She Flew!

by Silverback Jon (Gilead Silverbacks)

I told this story to some strangers we had breakfast with yesterday and they said “You have to write that down, and share it with people!” So I shall. SB Jon

Thirty years ago I created a miniseries on the life of Alexander Graham Bell entitled “The Sound and the Silence.” It was bought by TNT and airs periodically through the decades.

Everyone knows about the telephone. Most know that his mother and his wife were both deaf, and that his empathy for them led to an obsession with sound, which led to his invention of the telephone. Many know of his work with Helen Keller, his hiring of Annie Sullivan, and his devotion to teaching deaf people not to sign, but to speak. See, Marlee Matlin and her continuation of the Bell legacy. The final shot in my movie dollies in on his gravestone in Baddeck, Nova Scotia and reads simply: “Alexander Graham Bell. Teacher of the Deaf.” That’s it. Nothing more.

What is less known about a great man was his contribution to aviation. Before Kitty Hawk, Bell designed an airplane known as the Silver Dart. He didn’t fly it because he thought a plane that could not be steered (Wright Brothers) was of little use. So he and his team worked on flaps that could be used for that purpose.

One cold, snowy, winter day on the frozen lake outside his home in Nova Scotia, an American from Keuka Lake named M. Curtis took off, flew and steered the Silver Dart for one mile, and landed safely. A kinescope of that historic event exists, and we had it in our possession. It was very important to the creatives that we fold the real footage into our film. But how?

Turns out that a burly Scotsman whose name I can’t recall had spent thirty years of his life building an exact replica of the Silver Dart, which was now housed in the Bell Museum in Baddeck (which also shows our movie on a continuous loop). We asked him if we could “borrow” the plane, and he agreed.

Our idea was to tow the plane across the frozen ice, and then cut to the actual footage of the actual flight. The problem was, how do we match the weather and the conditions. The universe interceded. On the scheduled morning, I awakened to snow. The exact type of day, the exact amount of snow, on the exact frozen lake where the Dart took off.

The entire town of Baddeck stood on the lake as we prepared. Bell was and is a huge source of pride to these proud people. The man who built the replica, front and center.

We did a few rehearsals of towing the plane over the ice. At one point the stuntman pulled me aside and said that it felt like the plane wanted to take off (it had no engine). He told me that if we towed a little faster, the plane WOULD take off, and that would be a much more dramatic match to the existing footage. Then he would glide back down. Worked for me.

With three cameras rolling, we were ready for the scene.
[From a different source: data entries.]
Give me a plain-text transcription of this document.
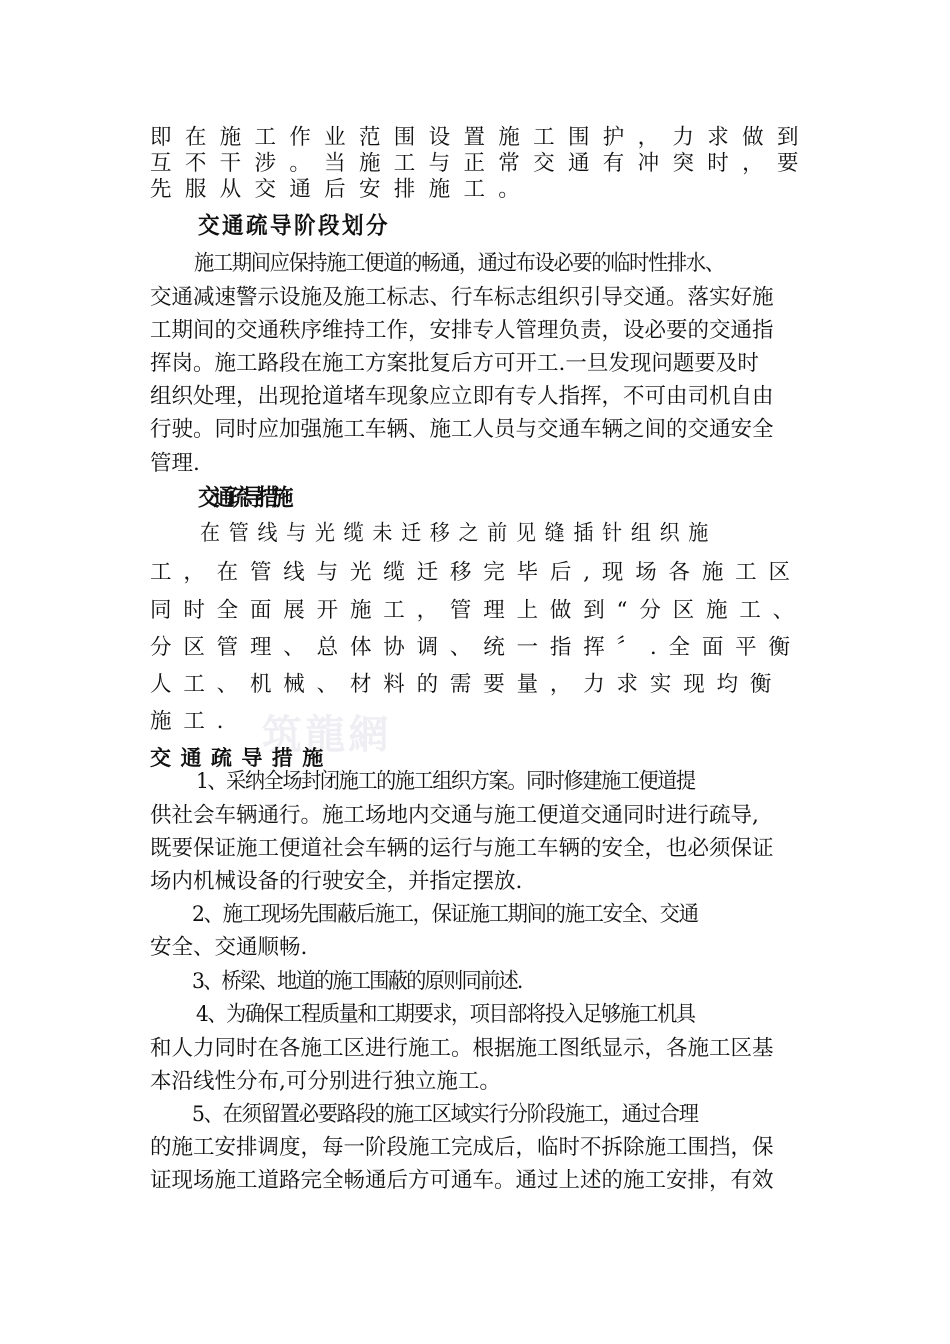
即在施工作业范围设置施工围护，力求做到
互不干涉。当施工与正常交通有冲突时，要
先服从交通后安排施工。
交通疏导阶段划分
施工期间应保持施工便道的畅通，通过布设必要的临时性排水、
交通减速警示设施及施工标志、行车标志组织引导交通。落实好施
工期间的交通秩序维持工作，安排专人管理负责，设必要的交通指
挥岗。施工路段在施工方案批复后方可开工.一旦发现问题要及时
组织处理，出现抢道堵车现象应立即有专人指挥，不可由司机自由
行驶。同时应加强施工车辆、施工人员与交通车辆之间的交通安全
管理.
交通疏导措施
在管线与光缆未迁移之前见缝插针组织施
工，在管线与光缆迁移完毕后,现场各施工区
同时全面展开施工，管理上做到“分区施工、
分区管理、总体协调、统一指挥〞.全面平衡
人工、机械、材料的需要量，力求实现均衡
施工. 筑龍網
交通疏导措施
1、采纳全场封闭施工的施工组织方案。同时修建施工便道提
供社会车辆通行。施工场地内交通与施工便道交通同时进行疏导,
既要保证施工便道社会车辆的运行与施工车辆的安全，也必须保证
场内机械设备的行驶安全，并指定摆放.
2、施工现场先围蔽后施工，保证施工期间的施工安全、交通
安全、交通顺畅.
3、桥梁、地道的施工围蔽的原则同前述.
4、为确保工程质量和工期要求，项目部将投入足够施工机具
和人力同时在各施工区进行施工。根据施工图纸显示，各施工区基
本沿线性分布,可分别进行独立施工。
5、在须留置必要路段的施工区域实行分阶段施工，通过合理
的施工安排调度，每一阶段施工完成后，临时不拆除施工围挡，保
证现场施工道路完全畅通后方可通车。通过上述的施工安排，有效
The snow was perfect. Everything was perfect. And down the ice we went. The Silver Dart, as predicted, lifted off. And then went a little higher. And then went higher still. The towing truck stopped. The plane jerked a little to the right, caught a wind gust…AND PLUNGED HEADFIRST INTO THE ICE.

Catastrophe. This beautiful replica, a man’s life’s work was in pieces. The stuntman wasn’t moving. We rushed over as he eventually climbed from the wreckage with a grotesquely broken arm. He was smiling. Stuntmen are wired differently than the rest of us. “Did you get it? Did you get the shot.” Oh, yeah, we got it.

I looked to the shore where hundreds of people stood in kind of disbelief. A lone snowmobile headed across the ice towards…me. I knew without knowing who was in that snowmobile. The man whose plane I just destroyed. I prepared my excuses, my apologies. I was ready to kneel down and take my beating (he was a Scotsman).

The man arrived with tears in his eyes. Who could blame him? I mumbled my apologies. He said, “Forget about that. I can rebuild her in a year.” And then he said something that has stayed with me, everyone else who was there, and now you for the rest of time.

As he hugged me, he said…

SHE FLEW!!

Everything but the crash

4 thoughts on “She Flew!

  1. I have to clarify some of the statements reported in the article “She Flew.” It alludes that the Silver Dart was designed by Bell prior to the the Wright Bros Flyer and that the Wright Bros plane was somehow uncontrollable. The Silver Dart was built by the Aerial Experiment Association that Bell formed. The principal designer was a man named McCurdy. American Glenn Curtis developed the engine. The plane was built and flown in New York in 1909, six years after Kitty Hawk. The Wright Bros had been flying for several years by then with complete control. After it’s first flight, the Silver Dart was dismantled and delivered to Nova Scotia where it flew and became the first flight in Canada.